More and more companies are taking climate change seriously by doing their part to address the human-induced problem plaguing the dwellers of this planet. That’s what the Climate Counts sixth annual company scorecard shows. Since 2007, there have been great strides as 66 percent of the companies rated in 2012 have a publicly available climate and energy strategy versus only 25 percent in 2007. The scores are also going up. The average score in 2012 was 52.1 versus 30.6 in 2007.
Unilever is the leader, earning the top overall score of 91. A British-based company, Unilever has over 400 brands internationally that include Dove, Lipton and Vaseline. Behind Unilever is UPS (89 points), Levi Strauss (87) and L’Oreal (87). The top scoring companies, including Unilever, really reduced their GHG emissions in 2011. Their combined reductions in 2011 were 1,168,812, which is equal to the amount of carbon emissions from fossil fuels to power 146,000 homes.
Climate Counts scores a company’s efforts to reduce global warming on a scale of 0 to 100. The higher a company’s score the greater is its commitment. This year Climate Counts rated 145 companies across 16 industry sectors using a 22-criteria scoring methodology. There are four ratings levels: stuck (12 points or less), starting (13-49 points), striding (50-84 points), and soaring (85-100 points). Fifteen companies attained a “Soaring” climate score of 85 points or more.
There are always the most improved and least improved companies. Three companies earned the most improved distinction: eBay, Clorox and Levi Strauss. All three companies had single digit scores in 2007, but “have all emerged as contenders for the top spot in their respective sectors,” according to Climate Counts. Three other companies earned the least improved distinction. Amazon.com, Wendy’s and Viacom have all demonstrated the least progress since 2007. As Climate Counts puts it, “There continues to be little publicly available evidence to suggest that they are measuring, reducing and reporting their GHG emissions.”
The aviation sector stops the EU from imposing emissions caps
There is one sector that clearly disappoints some, and it’s the aviation sector. A subsection in the scorecard notes the reactions of U.S. airlines to the EU including emissions from the aviation sector in its EU Emission Trading Scheme (ETS), a cap and trade scheme.

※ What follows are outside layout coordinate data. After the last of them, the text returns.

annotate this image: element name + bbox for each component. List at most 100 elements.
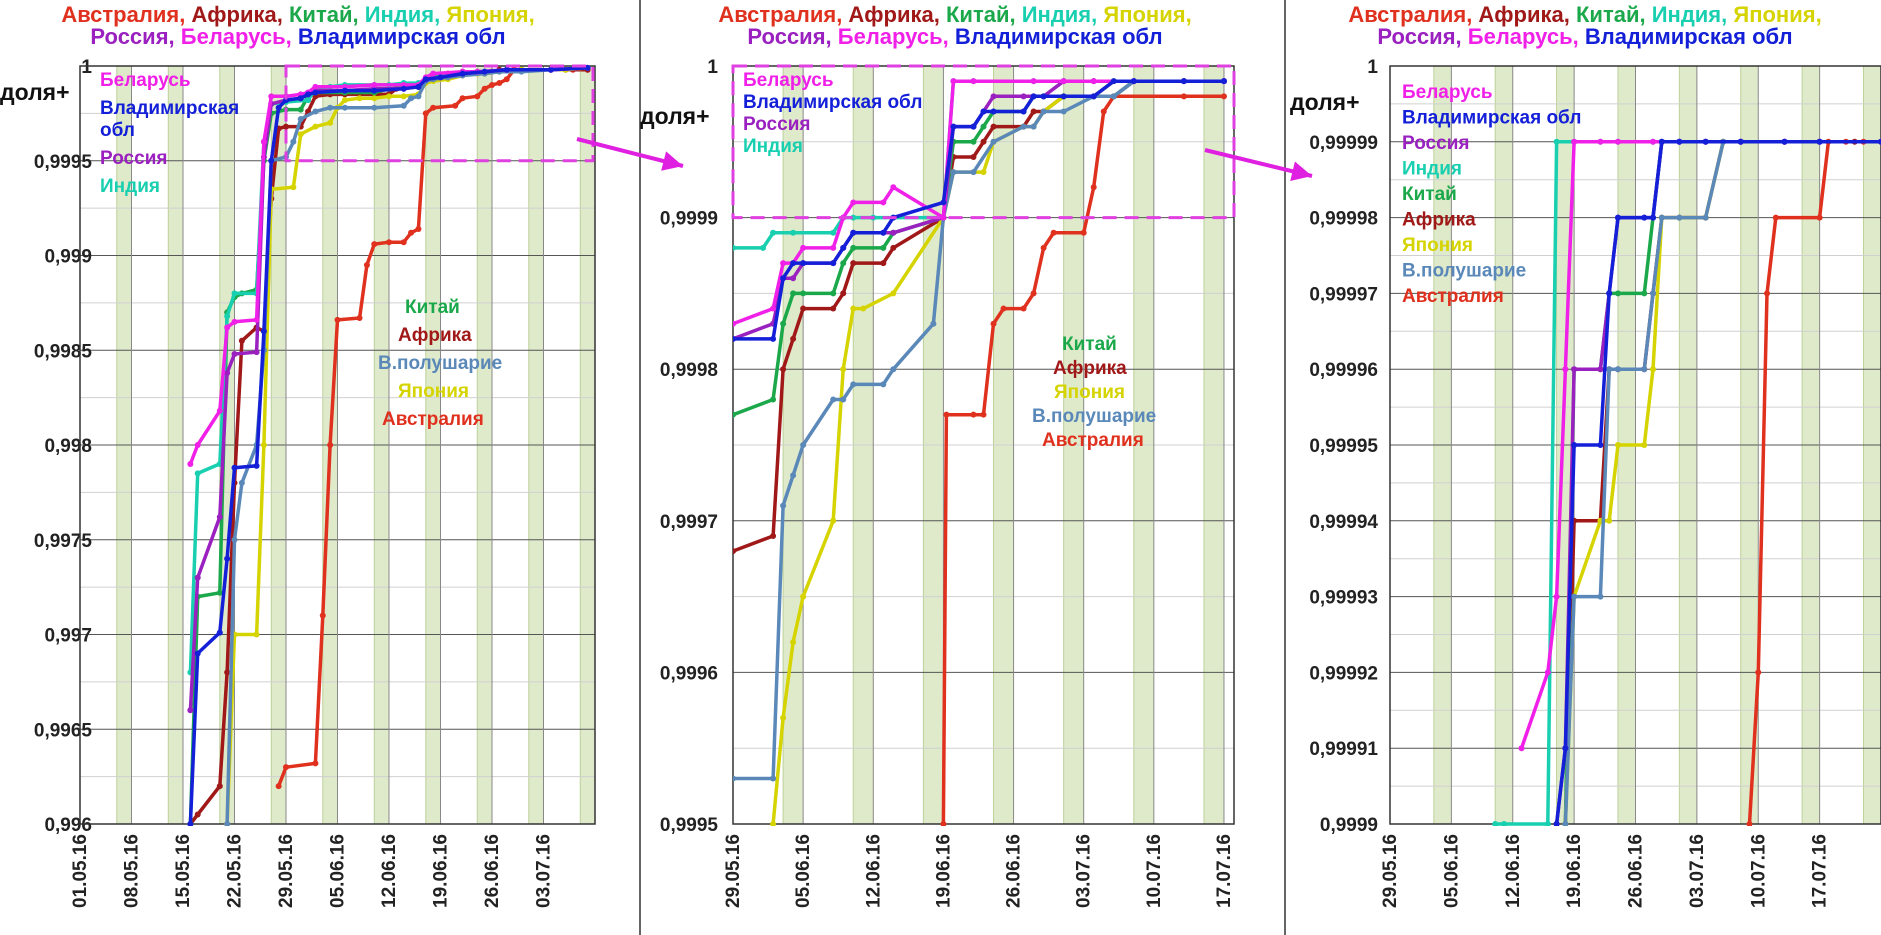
series-point-австралия [422,110,429,117]
y-tick-label: 0,99994 [1309,512,1378,533]
y-tick-label: 0,9999 [660,209,718,230]
header-segment: Китай, [946,2,1022,27]
series-point-австралия [1040,244,1047,251]
series-point-владимирская-обл [1562,745,1569,752]
series-point-индия [1553,138,1560,145]
series-point-австралия [474,93,481,100]
series-point-япония [400,93,407,100]
series-point-австралия [334,316,341,323]
header: Австралия, Африка, Китай, Индия, Япония,… [718,2,1191,49]
series-point-россия [216,514,223,521]
series-point-в-полушарие [850,381,857,388]
series-point-в-полушарие [341,104,348,111]
x-tick-label: 01.05.16 [70,834,91,908]
header-segment: Беларусь, [181,24,298,49]
weekend-band [632,66,647,824]
series-point-в-полушарие [1658,214,1665,221]
series-point-в-полушарие [890,366,897,373]
series-point-в-полушарие [290,138,297,145]
header-segment: Россия, [747,24,837,49]
series-point-владимирская-обл [1781,138,1788,145]
y-tick-label: 0,998 [44,436,92,457]
series-point-япония [840,366,847,373]
series-point-в-полушарие [297,116,304,123]
series-point-владимирская-обл [1110,78,1117,85]
series-point-в-полушарие [790,472,797,479]
y-tick-label: 0,9985 [34,341,93,362]
x-tick-label: 05.06.16 [793,834,814,908]
series-point-австралия [400,239,407,246]
series-point-япония [327,119,334,126]
series-point-австралия [489,81,495,88]
header-segment: Россия, [1377,24,1467,49]
series-point-владимирская-обл [400,85,407,92]
series-point-владимирская-обл [1878,138,1881,145]
series-point-беларусь [1553,593,1560,600]
series-point-в-полушарие [1641,366,1648,373]
header-line-1: Австралия, Африка, Китай, Индия, Япония, [1348,2,1821,27]
series-point-австралия [1050,229,1057,236]
series-point-беларусь [1090,78,1097,85]
y-tick-label: 0,9997 [660,512,718,533]
series-point-беларусь [268,93,275,100]
series-point-владимирская-обл [880,229,887,236]
zoom-arrow-1 [576,137,684,171]
series-group [1492,138,1881,826]
series-point-владимирская-обл [1737,138,1744,145]
header-segment: Япония, [1103,2,1191,27]
legend-label-япония: Япония [398,381,469,402]
series-point-австралия [415,225,422,232]
y-tick-label: 0,9995 [34,152,93,173]
series-point-япония [890,290,897,297]
series-point-африка [980,138,987,145]
series-point-в-полушарие [800,442,807,448]
series-point-владимирская-обл [780,275,787,282]
series-point-в-полушарие [770,775,777,782]
series-point-владимирская-обл [253,462,260,469]
series-point-китай [733,411,736,418]
series-point-китай [780,320,787,327]
series-point-беларусь [1562,366,1569,373]
series-point-австралия [363,261,370,268]
series-point-беларусь [1544,669,1551,676]
series-point-китай [800,290,807,297]
y-tick-label: 0,99997 [1309,284,1378,305]
series-point-япония [1606,517,1613,524]
y-tick-label: 0,9996 [660,663,718,684]
series-point-беларусь [1518,745,1525,752]
series-point-китай [1641,290,1648,297]
zoom-box-2 [731,64,1236,220]
series-point-владимирская-обл [1650,214,1657,221]
series-point-индия [194,470,201,477]
series-point-африка [224,669,231,676]
series-point-владимирская-обл [980,108,987,115]
legend-label-в-полушарие: В.полушарие [1402,261,1526,282]
series-point-беларусь [800,244,807,251]
series-point-австралия [371,241,378,248]
series-point-африка [770,532,777,539]
header-segment: Беларусь, [1468,24,1585,49]
series-point-австралия [503,76,510,83]
series-point-владимирская-обл [437,74,444,81]
legend-label-беларусь: Беларусь [743,70,834,91]
series-point-австралия [1764,290,1771,297]
series-point-владимирская-обл [584,64,591,71]
header-segment: Владимирская обл [1585,24,1793,49]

All flights from or departing to any of the 27 EU member countries would come under the trading scheme. United Continental (which scored 49 points on the scorecard) and American Airlines (which also scored 49 points) filed a lawsuit against the European Court of Justice, and the Court upheld the legislation. However, on November 12 the EU announced that it would suspend non-EU aircraft operators from complying with the scheme for 12 months.
Several U.S. airlines, including Delta (which scored 50 points) and their trade association successfully lobbied Congress to pass a bill that would exclude U.S. airlines from paying penalties associated with the EU ETS. Congress passed it and Obama signed the bill last week. Climate Counts emphasizes in the scorecard that it “does not take an official position on the EU ETS.” The EU ETS “could be a starting point for global policy related to aviation emissions.” However, the airline sector effectively stopped the EU from putting a cap on emissions from the aviation sector, and Climate Counts finds that to be a “cause for concern.”